Konkret sah die Risikoerhöhung so aus: Im Vergleich zu Menschen, die keine Reinfektion hatten, hatten diejenigen mit Reinfektion ein 2-fach erhöhtes Sterberisiko, ein 3-fach erhöhtes Risiko für einen Krankenhaus-Aufenthalt, ein 3-fach erhöhtes Risiko für Herzprobleme sowie ein 3-fach erhöhtes Risiko für Blutgerinnsel.
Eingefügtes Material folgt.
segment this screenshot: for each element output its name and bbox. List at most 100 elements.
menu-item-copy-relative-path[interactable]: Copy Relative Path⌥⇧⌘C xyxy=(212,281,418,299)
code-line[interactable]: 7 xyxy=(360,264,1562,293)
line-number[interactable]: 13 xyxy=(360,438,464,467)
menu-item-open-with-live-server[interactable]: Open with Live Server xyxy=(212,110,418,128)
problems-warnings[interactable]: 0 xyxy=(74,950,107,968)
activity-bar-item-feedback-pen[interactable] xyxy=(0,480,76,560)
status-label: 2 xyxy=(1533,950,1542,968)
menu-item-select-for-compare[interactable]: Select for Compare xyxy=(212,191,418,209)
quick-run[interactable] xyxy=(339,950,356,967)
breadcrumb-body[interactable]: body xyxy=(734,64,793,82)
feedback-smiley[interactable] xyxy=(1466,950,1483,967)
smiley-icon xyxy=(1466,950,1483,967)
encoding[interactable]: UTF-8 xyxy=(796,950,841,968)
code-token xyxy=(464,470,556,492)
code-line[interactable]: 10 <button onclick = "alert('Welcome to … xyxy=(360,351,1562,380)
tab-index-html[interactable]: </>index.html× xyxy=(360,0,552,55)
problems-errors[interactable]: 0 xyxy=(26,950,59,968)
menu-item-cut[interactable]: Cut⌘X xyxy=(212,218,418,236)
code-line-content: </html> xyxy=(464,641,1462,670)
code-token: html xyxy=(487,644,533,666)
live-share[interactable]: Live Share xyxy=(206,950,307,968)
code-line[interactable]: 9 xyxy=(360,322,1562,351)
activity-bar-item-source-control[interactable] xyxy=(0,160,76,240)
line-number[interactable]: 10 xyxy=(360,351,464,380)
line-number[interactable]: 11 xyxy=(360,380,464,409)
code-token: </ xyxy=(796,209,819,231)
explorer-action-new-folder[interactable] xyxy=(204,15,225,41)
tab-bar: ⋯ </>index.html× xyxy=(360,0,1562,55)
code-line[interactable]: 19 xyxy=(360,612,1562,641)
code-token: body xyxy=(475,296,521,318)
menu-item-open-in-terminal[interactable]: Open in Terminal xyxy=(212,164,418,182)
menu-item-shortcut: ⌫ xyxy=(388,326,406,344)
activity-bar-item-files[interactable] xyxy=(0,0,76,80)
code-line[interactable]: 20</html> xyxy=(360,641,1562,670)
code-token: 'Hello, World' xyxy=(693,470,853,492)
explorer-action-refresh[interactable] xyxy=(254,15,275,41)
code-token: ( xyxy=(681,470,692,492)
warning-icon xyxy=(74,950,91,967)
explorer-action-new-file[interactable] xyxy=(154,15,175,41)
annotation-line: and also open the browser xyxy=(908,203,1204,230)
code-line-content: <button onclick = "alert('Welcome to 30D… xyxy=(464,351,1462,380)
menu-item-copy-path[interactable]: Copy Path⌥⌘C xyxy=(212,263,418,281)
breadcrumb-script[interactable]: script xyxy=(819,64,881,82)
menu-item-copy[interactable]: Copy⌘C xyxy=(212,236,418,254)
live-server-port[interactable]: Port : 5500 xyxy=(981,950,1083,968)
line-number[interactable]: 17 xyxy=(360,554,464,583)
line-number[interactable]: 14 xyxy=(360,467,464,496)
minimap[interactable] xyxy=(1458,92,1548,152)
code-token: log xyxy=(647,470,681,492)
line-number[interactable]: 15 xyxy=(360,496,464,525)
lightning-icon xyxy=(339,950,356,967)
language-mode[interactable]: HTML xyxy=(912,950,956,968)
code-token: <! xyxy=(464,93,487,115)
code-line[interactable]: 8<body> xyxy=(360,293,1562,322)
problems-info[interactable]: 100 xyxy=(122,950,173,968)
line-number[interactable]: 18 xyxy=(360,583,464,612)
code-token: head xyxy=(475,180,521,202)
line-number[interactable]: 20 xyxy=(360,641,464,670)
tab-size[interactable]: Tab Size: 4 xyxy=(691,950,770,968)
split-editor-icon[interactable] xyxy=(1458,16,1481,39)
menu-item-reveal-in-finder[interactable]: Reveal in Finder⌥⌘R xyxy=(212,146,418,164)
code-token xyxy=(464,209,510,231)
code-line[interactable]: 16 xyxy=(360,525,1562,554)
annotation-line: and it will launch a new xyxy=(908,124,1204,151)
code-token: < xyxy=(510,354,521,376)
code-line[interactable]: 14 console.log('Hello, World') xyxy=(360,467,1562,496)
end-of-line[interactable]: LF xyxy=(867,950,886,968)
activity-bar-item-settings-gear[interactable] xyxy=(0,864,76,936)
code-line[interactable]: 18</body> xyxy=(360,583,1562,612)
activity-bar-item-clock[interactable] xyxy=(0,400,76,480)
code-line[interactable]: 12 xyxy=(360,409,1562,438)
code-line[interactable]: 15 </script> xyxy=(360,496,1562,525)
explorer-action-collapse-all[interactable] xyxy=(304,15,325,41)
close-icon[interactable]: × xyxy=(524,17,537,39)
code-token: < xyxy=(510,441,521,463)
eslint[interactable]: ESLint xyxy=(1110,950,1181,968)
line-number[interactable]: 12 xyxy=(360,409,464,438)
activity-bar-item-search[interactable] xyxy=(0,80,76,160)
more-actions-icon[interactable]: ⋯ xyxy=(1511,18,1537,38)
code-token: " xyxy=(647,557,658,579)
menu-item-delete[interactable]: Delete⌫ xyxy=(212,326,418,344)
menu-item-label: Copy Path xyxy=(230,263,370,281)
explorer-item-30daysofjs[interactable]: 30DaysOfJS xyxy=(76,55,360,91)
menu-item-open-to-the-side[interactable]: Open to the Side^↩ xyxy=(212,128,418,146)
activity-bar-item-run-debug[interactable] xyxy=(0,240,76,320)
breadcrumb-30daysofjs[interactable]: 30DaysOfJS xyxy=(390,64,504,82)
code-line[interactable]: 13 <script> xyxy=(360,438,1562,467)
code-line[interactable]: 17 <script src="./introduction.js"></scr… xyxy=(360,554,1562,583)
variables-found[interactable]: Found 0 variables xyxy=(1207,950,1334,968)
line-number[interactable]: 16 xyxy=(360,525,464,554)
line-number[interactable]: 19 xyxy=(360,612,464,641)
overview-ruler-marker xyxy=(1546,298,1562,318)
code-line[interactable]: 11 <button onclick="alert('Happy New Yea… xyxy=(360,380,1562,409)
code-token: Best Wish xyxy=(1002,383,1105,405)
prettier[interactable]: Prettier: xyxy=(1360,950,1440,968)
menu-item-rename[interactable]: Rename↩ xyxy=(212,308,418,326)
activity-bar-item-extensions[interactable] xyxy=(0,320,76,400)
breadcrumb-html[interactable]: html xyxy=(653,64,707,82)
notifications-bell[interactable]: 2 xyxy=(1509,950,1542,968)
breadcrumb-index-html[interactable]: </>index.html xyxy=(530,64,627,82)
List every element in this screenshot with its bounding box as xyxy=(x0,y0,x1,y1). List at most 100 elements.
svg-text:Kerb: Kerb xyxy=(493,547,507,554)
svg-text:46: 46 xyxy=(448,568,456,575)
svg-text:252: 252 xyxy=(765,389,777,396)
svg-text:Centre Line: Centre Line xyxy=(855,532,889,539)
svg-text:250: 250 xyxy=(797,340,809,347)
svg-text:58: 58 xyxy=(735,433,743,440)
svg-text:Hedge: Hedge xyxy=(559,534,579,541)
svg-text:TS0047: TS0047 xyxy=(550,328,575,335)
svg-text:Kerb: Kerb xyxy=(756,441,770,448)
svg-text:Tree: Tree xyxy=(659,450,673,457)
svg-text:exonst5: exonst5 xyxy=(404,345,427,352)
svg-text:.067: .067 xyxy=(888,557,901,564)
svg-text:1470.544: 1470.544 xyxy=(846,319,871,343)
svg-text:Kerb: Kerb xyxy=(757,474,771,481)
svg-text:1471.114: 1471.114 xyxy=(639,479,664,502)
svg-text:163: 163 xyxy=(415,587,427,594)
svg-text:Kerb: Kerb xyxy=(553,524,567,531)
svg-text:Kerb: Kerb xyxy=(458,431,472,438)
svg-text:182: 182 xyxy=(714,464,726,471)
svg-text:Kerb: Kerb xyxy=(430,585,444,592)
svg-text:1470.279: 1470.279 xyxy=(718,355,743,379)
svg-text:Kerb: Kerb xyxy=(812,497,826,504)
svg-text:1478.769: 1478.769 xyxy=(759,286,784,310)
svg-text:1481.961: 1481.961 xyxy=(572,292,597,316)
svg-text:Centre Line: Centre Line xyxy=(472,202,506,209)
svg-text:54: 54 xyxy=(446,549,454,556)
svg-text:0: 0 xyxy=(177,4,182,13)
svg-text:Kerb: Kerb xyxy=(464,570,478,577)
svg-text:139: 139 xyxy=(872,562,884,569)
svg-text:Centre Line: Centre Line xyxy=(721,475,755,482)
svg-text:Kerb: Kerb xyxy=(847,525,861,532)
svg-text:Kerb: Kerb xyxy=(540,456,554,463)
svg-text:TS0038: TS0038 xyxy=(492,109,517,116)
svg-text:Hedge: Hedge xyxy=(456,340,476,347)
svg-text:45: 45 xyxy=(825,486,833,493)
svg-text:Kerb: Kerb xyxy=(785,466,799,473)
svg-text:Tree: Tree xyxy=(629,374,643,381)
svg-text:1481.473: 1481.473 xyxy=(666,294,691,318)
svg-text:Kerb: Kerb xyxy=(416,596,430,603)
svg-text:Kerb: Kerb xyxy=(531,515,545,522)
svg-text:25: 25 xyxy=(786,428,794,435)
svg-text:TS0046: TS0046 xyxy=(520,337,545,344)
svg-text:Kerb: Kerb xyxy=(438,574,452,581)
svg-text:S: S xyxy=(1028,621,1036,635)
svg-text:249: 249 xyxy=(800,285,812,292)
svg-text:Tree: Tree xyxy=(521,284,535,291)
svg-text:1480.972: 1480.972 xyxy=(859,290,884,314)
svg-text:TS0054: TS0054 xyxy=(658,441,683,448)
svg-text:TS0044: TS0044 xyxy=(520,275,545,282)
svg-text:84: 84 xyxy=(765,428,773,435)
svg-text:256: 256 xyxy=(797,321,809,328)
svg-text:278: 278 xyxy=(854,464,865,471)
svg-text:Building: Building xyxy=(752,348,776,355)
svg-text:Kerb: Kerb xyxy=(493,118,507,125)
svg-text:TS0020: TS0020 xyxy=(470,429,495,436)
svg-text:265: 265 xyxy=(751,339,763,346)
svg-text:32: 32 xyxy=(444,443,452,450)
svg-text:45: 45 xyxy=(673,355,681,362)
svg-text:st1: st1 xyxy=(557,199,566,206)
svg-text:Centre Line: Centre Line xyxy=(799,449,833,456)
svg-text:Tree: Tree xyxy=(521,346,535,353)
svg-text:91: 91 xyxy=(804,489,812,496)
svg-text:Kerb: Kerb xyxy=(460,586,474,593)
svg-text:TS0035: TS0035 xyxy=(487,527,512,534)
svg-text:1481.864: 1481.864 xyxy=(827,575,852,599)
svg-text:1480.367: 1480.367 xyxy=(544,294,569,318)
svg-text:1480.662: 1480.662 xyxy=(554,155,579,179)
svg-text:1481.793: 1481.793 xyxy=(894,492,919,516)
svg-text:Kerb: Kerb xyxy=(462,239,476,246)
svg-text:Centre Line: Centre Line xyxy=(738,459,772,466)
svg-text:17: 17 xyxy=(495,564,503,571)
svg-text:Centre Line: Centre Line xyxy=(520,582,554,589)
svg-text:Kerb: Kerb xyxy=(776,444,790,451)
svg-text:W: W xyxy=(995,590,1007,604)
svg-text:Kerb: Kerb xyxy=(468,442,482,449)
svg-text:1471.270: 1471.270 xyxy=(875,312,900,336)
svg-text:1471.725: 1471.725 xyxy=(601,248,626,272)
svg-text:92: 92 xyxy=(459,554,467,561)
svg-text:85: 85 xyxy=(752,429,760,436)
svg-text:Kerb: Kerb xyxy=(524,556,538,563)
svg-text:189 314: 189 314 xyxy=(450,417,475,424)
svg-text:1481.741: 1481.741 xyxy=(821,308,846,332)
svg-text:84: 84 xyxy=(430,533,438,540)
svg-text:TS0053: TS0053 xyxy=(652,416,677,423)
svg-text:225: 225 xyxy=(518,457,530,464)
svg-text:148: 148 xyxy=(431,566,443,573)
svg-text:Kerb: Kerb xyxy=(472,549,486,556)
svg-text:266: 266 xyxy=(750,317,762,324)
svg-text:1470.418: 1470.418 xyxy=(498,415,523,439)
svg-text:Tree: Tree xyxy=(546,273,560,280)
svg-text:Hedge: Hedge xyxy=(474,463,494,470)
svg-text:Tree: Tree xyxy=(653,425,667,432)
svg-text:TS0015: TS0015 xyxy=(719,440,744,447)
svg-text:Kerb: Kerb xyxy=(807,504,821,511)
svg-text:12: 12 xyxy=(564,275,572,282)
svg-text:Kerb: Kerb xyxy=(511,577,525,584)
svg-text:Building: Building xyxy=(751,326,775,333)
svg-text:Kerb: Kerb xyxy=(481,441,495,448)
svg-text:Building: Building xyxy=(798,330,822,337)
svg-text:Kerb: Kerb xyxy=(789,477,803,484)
„Wenn die These stimmen würde, dass mehr Infektionen gut sind, weil sonst das Immunsystem unterbeschäftigt ist, dann müssten ja schon bisher die Hygienemaßnahmen, die wir im 20. Jahrhundert eingeführt haben, unser Immunsystem lahmgelegt haben“, sagt Knapp: „Tatsächlich ist es aber so, dass dadurch viele schwere Erkrankungen und Todesfälle verhindert werden konnten, aber das Immunsystem eben nicht beeinträchtigt wurde.“
Eine Impfung ahmt den Prozess einer Infektion nach, der Körper bildet Antikörper und Gedächtniszellen gezielt gegen einen Erreger, sagt Knapp: „Sie erweitert das Gedächtnis des Immunsystems – aber mit weit weniger Risiko als bei einer Erkrankung.“
Bleibt die Frage, wie das bei Kleinkindern ist, die jetzt später als sonst ihren ersten Kontakt mit bestimmten viralen Atemwegserkrankungen (wie RSV) haben – also z. B. erst im zweiten statt im ersten Lebensjahr: „Für Kleinkinder sind ja alle Bakterien und Viren neu. Ihr Immunsystem lernt täglich Millionen an Keimen neu kennen. Wenn da jetzt einige saisonale Viren erst etwas später dazukommen, spielt das keine Rolle.“
Die Virologin Judith Aberle von der MedIUni Wien schrieb auf Twitter: "Es gibt ganz einfach keinerlei wissenschaftliche Hinweise dafür, dass die Pandemie Maßnahmen (Masken, Home schooling...) das Immunsystem von Kindern geschädigt oder dessen Entwicklung gestört hätten und sie deswegen jetzt schwerer an anderen Infektionen wie z.B. RSV erkranken."
Schädigt Covid das Immunsystem?
Dass es derzeit in den USA und Kanada bereits eine starke RSV-Welle mit vielen auch schwer kranken Kindern in den Spitälern gibt, könnte aber noch einen ganz anderen Grund haben: Eine Covid-19-Erkrankung an sich könnte das Immunsystem schädigen - und nachfolgende Infektionen schwerer verlaufen lassen. In welchem Ausmaß und in welcher Zeitdauer, "das sind Dinge, die wir noch nicht wissen", werden Experten auf dem kanadischen Nachrichtenportal globalnews.ca zitiert. "Aber das wir aus den Daten bisher sehen sollte uns besorgt sein lassen", sagt etwa die Immunologin SAmira Jeimy vom St Joseph´s Health Care Zentrum in London.